Control groups have included alternative treatments [transcutaneous electrical nerve stimulation (TENS), physiotherapy, medications] and sham acupuncture, where either needles are inserted into non-acupuncture points or non-penetrating sham needles are used. The first sham needle was developed in 1998 (the ‘Streitberger’ needle). The blunted tip telescopes back into the handle when tapped and the needle appears to be inserted but does not actually penetrate the skin [17].
 
Although this was heralded as a major advance high-quality clinical studies still remain limited. A further issue is whether the randomized controlledtrial (RCT)  design is appropriate for acupuncture studies.
 
Paterson and Dieppe [18] believe that acupuncture is not just about needling but that non-specific elements such as traditional Chinese diagnostic processes and explanations that would generally be categorized as placebo in RCTs may be an integral component of actual treatment [18]. The authors conclude that using placebo-controlled trial designs for acupuncture may lead to false-negative results.
 
The majority of randomized clinical studies in musculoskeletal pain have found acupuncture to be superior to no treatment whilst those that have compared acupuncture with sham tend to show statistically significant benefits in short-term analyses (< 3 months). The evidence for musculoskeletal acupuncture is summarized subsequently. Most of the clinical studies within the cited reviews have been meridian based with use of traditional acupuncture points located locally and distally along the meridians.

Treatment of Acupuncture for Lower Back Pain (Lumbar Radicular Syndrome)

In 2005 Cochrane reviewed 35 RCTs on adults with mechanical low back pain [25]. A total of 1718 patients had chronic pain (> 12 weeks duration). Acupuncture led to improvement of subjective pain scores by 32% compared with 6% with no treatment and 23% with sham acupuncture in outcome measures of pain up to the 3-month time point. The authors concluded that acupuncture has a positive effect for pain relief compared with no treatment or sham in the short-term.

In the same year, a meta-analysis that included 22 RCTs was published by Manheimer et al. [26]. The authors found that for short-term (< 6 weeks) pain relief of chronic back pain acupuncture was significantly more effective than sham (SMD 0.54, 95% CI 0.35, 0.73). Trials included in these meta-analyses were heterogeneous with respect to population, acupuncture technique, control groups and outcome measures.

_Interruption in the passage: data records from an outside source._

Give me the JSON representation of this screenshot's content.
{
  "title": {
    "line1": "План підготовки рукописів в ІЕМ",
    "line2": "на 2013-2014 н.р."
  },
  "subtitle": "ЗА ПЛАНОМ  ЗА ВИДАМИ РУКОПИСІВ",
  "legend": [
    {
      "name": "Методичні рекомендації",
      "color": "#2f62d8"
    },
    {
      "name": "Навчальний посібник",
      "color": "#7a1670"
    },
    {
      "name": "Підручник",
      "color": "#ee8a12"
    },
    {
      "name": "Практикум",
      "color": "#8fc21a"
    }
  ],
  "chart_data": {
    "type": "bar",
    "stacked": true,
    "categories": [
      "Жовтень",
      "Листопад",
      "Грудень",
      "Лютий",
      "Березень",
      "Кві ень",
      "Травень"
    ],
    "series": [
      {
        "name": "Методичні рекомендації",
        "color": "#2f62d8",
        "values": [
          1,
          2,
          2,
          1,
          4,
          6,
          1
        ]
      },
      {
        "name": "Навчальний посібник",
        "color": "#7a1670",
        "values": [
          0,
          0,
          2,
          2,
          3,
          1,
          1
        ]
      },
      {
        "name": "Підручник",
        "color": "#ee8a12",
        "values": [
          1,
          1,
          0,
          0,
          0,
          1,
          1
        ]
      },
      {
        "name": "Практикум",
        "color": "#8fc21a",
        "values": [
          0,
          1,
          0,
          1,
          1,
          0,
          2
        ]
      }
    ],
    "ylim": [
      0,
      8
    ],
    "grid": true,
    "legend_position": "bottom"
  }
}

In the GERAC back pain study [27], 1162 patients with chronic low back pain were randomized. The studies found the effectiveness of acupuncture to be almost twice that of standard therapy with 6-month response rates being 47.6, 44.2 and 27.4% for true acupucture, sham and standard groups, respectively.

Conclusion

Acupuncture research has been fraught with difficulties but evidence is emerging that, at least in short-term analyses, acupuncture can be a useful and relatively safe treatment for non-inflammatory musculoskeletal pain.
 
In recent meta-analyses, acupuncture appears to have superiority over control arms. The most likely explanation for the mechanism of therapeutic acupuncture is the phenomenon of neuroplasticity.

 

Acupuncture is likely to have a placebo effect but whether it has a more specific physiological effect remains unclear. Early work indicates that there are differences between the neural effects of expectation and acupuncture’s therapeutic analgesia in functional studies in experimental settings. More work needs to be performed to explore these differences and this could lead to novel treatments to maximize the therapeutic benefits of acupuncture.